Le végétarien, vu du dehors

Je viens de tomber sur cette étude sociologique des végétariens par Yann Plancqueel.
Lire le sommaire, plutôt rapidement, pour un végétarien, c’est assez désagréable. Ca donne le sentiment d’une étude orientée, appuyée sur la sensiblerie des végétariens, leur manque de rationalité. Pour vérifier, j’ai sauté sur la lecture des synthèses finales, et non, ça a l’air totalement neutre, bien que l’auteur soit probablement omnivore. Il n’y a aucun jugement sur les raisons du choix, en bien ou en mal. C’est une étude purement sociale. Je lirai le reste plus tard.

Mais en ce qui concerne la déconnexion implicite entre rationalité et éthique…
Le fait est que les végétariens ne sont que des humains, et pas des êtres de pure raison, donc effectivement, tous les végétariens ne mettent pas comme priorité de justifier leur choix par une grande et belle et cohérente réflexion rationnelle. Comme je l’ai dit plusieurs fois, le végétarisme n’a besoin que d’une raison, et elle saute aux yeux de tous les végétariens.

Quant à la rationalité, il est vrai qu’en soi, ça ne justifie pas l’éthique. On peut décider d’inclure qui on veut dans notre éthique.

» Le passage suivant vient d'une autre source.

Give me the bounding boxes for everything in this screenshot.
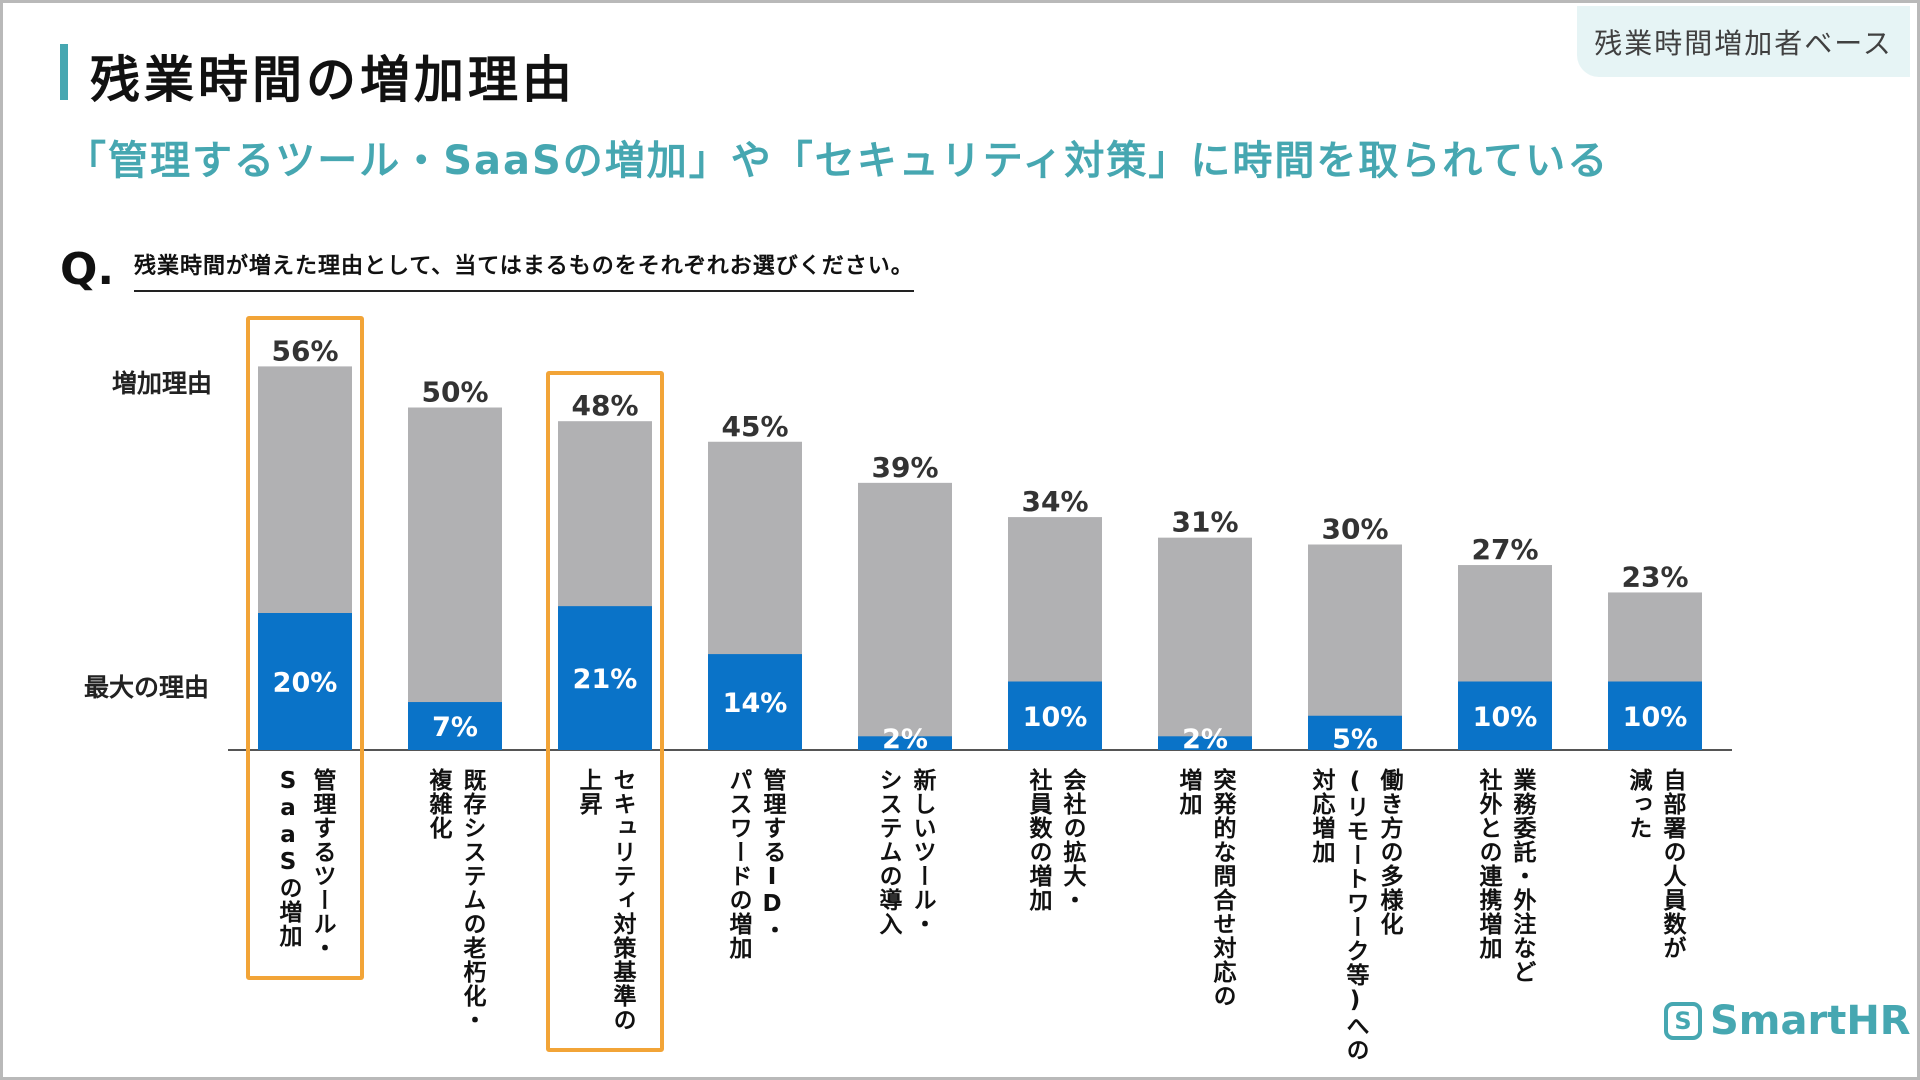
logo-mark-icon: S — [1664, 1002, 1702, 1040]
bar-max-reason — [408, 702, 502, 750]
bar-max-reason — [558, 606, 652, 750]
data-label-total: 50% — [421, 376, 488, 409]
bar-total — [1158, 537, 1252, 750]
bar-max-reason — [708, 654, 802, 750]
bar-max-reason — [258, 613, 352, 750]
category-label: 管理するID・ パスワードの増加 — [725, 768, 785, 960]
data-label-total: 56% — [271, 334, 338, 367]
base-badge: 残業時間増加者ベース — [1577, 6, 1910, 77]
bar-max-reason — [1458, 681, 1552, 750]
data-label-max: 5% — [1332, 724, 1378, 755]
data-label-max: 2% — [1182, 724, 1228, 755]
category-label: 管理するツール・ SaaSの増加 — [275, 768, 335, 960]
title-accent-bar — [60, 44, 68, 100]
bar-max-reason — [1008, 681, 1102, 750]
data-label-max: 10% — [1623, 702, 1688, 733]
data-label-total: 34% — [1021, 485, 1088, 518]
highlight-box — [546, 371, 664, 1052]
bar-max-reason — [858, 736, 952, 750]
data-label-total: 39% — [871, 451, 938, 484]
data-label-max: 2% — [882, 724, 928, 755]
data-label-max: 14% — [723, 688, 788, 719]
category-label: 自部署の人員数が 減った — [1625, 768, 1685, 960]
page-subtitle: 「管理するツール・SaaSの増加」や「セキュリティ対策」に時間を取られている — [66, 138, 1610, 184]
data-label-total: 23% — [1621, 560, 1688, 593]
row-label-total: 増加理由 — [112, 369, 213, 398]
data-label-total: 45% — [721, 410, 788, 443]
data-label-max: 10% — [1473, 702, 1538, 733]
data-label-max: 20% — [273, 668, 338, 699]
data-label-total: 31% — [1171, 506, 1238, 539]
category-label: 会社の拡大・ 社員数の増加 — [1025, 768, 1085, 912]
data-label-max: 21% — [573, 664, 638, 695]
category-label: 突発的な問合せ対応の 増加 — [1175, 768, 1235, 1008]
data-label-max: 7% — [432, 712, 478, 743]
category-label: 働き方の多様化 (リモートワーク等)への 対応増加 — [1308, 768, 1402, 1062]
logo-text: SmartHR — [1710, 998, 1911, 1044]
bar-total — [858, 482, 952, 750]
category-label: 新しいツール・ システムの導入 — [875, 768, 935, 936]
highlight-box — [246, 316, 364, 980]
row-label-max: 最大の理由 — [84, 673, 210, 702]
data-label-max: 10% — [1023, 702, 1088, 733]
data-label-total: 30% — [1321, 513, 1388, 546]
bar-max-reason — [1308, 715, 1402, 750]
data-label-total: 48% — [571, 389, 638, 422]
category-label: セキュリティ対策基準の 上昇 — [575, 768, 635, 1032]
bar-max-reason — [1158, 736, 1252, 750]
bar-total — [408, 407, 502, 750]
category-label: 既存システムの老朽化・ 複雑化 — [425, 768, 485, 1032]
category-label: 業務委託・外注など 社外との連携増加 — [1475, 768, 1535, 984]
bar-max-reason — [1608, 681, 1702, 750]
data-label-total: 27% — [1471, 533, 1538, 566]
question-mark: Q. — [60, 244, 115, 295]
question-text: 残業時間が増えた理由として、当てはまるものをそれぞれお選びください。 — [134, 248, 914, 292]
page-title: 残業時間の増加理由 — [90, 51, 576, 109]
smarthr-logo: S SmartHR — [1664, 998, 1911, 1044]
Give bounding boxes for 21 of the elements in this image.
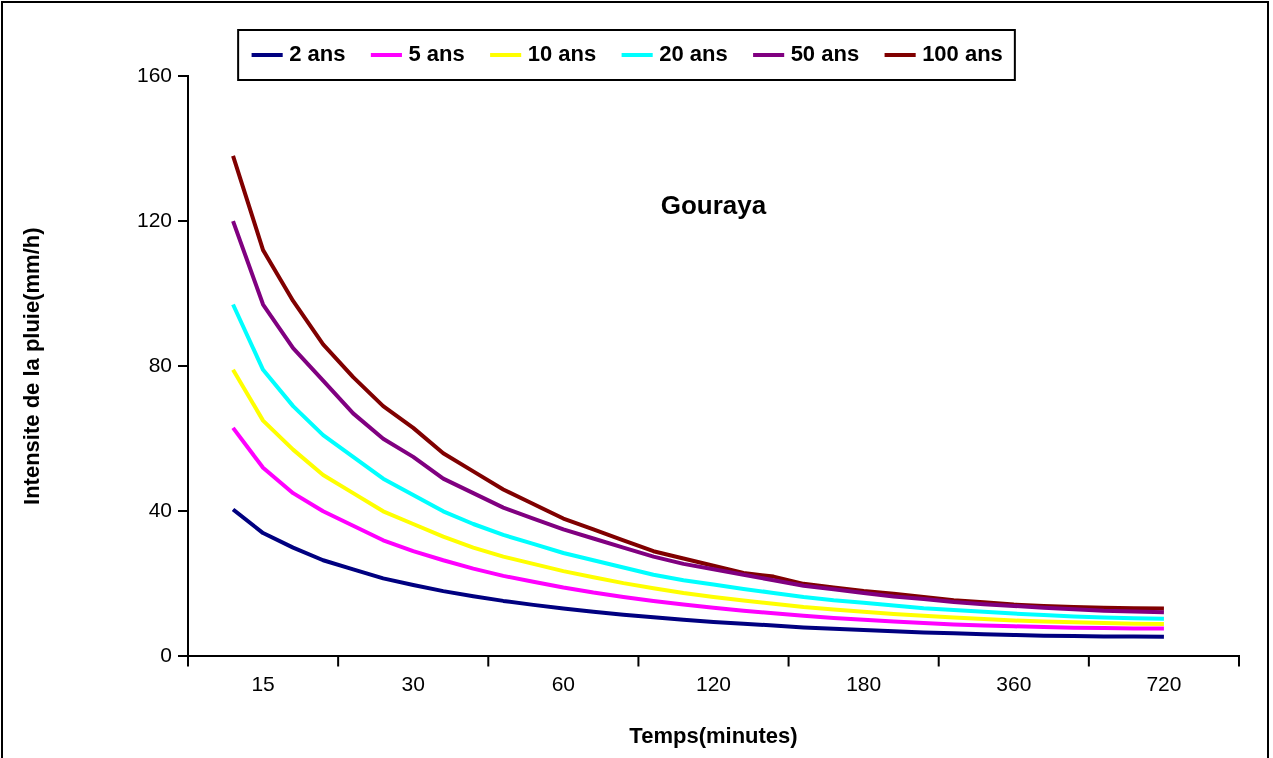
x-axis-title: Temps(minutes) — [629, 722, 798, 748]
y-tick-label: 0 — [160, 643, 172, 667]
x-tick-label: 360 — [996, 671, 1032, 695]
legend-label: 10 ans — [527, 41, 597, 67]
text: Gouraya — [660, 189, 767, 220]
x-tick-label: 30 — [401, 671, 425, 695]
legend-label: 2 ans — [289, 41, 346, 67]
legend-label: 100 ans — [922, 41, 1003, 67]
x-tick-label: 120 — [695, 671, 732, 695]
x-tick-label: 60 — [551, 671, 576, 695]
y-tick-label: 160 — [136, 62, 172, 86]
y-tick-label: 40 — [148, 498, 172, 522]
y-axis-title: Intensite de la pluie(mm/h) — [19, 227, 45, 505]
x-tick-label: 15 — [251, 671, 275, 695]
y-tick-label: 80 — [148, 353, 172, 376]
x-tick-label: 720 — [1146, 671, 1182, 695]
legend-label: 50 ans — [790, 41, 860, 67]
legend-label: 20 ans — [659, 41, 728, 67]
legend-label: 5 ans — [408, 41, 465, 67]
x-tick-label: 180 — [846, 671, 882, 695]
y-tick-label: 120 — [136, 207, 172, 231]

Notre famille, et/ou nos amis, et/ou les individus de notre sexe, et/ou nos compagnons idéologiques, et/ou nos concitoyens qui partagent la même culture, et/ou tous les individus de notre espèce, et/ou tous les individus doués de sentience, et/ou… personne. (C’est d’ailleurs pourquoi l’éthique varie selon les époques et les sociétés.)

Parce qu’effectivement, la seule personne dont je sois sûr de l’existence, c’est moi-même. La seule personne dont je sois sûr à 100% que nos intérêts soient communs, c’est moi-même. La seule personne dont je sois obligé de tenir compte de l’existence, c’est moi-même. L’altruisme, ça me facilite la vie, ça me permet de prévoir les comportements des autres individus si je me les mettais à dos, et ça me permet de vivre dans une société où chaque individu tient compte des autres, ce qui me permet moi-même de vivre dans une certaine sécurité à l’idée que je ne risque pas ma vie à chaque instant, et un certain confort à l’idée que l’entre-aide pourrait un jour m’être bénéfique. On peut en rester là. Je peux décider que mes faits et gestes ne sont tous motivés que par mes propres intérêts, y compris ceux jugés altruistes ou honorables par les observateurs extérieurs.
Cependant, je peux aussi faire un travail intellectuel d’identification à l’autre, que la société m’a appris et que l’instinct me permet d’intégrer facilement (pour simplifier mes rapports sociaux et ainsi me fournir des outils de survie), et c’est ce qu’on appelle l’empathie. Je peux considérer que l’existence (probable) des autres est une vérité et un absolu en soi, dont je dois tenir compte, et que je n’ai pas à remettre en cause.
En tout cas, si j’applique intuitivement cette empathie aux individus humains, il devient difficilement soutenable intellectuellement de ne pas l’appliquer aux autres animaux neurologiquement proches, à moins d’entretenir soigneusement mes propres incohérences et contradictions (quasi schizophréniques).

Mais dans l’absolu, l’éthique, appliquée à quoi que ce soit, n’est pas rationnelle. Dans l’absolu, si j’étais purement rationnel et si j’avais les moyens d’y survivre et d’y trouver mon intérêt (ce qui est fort probable), je pourrais aussi bien décider d’exterminer toute vie animale (dont humaine) sur Terre.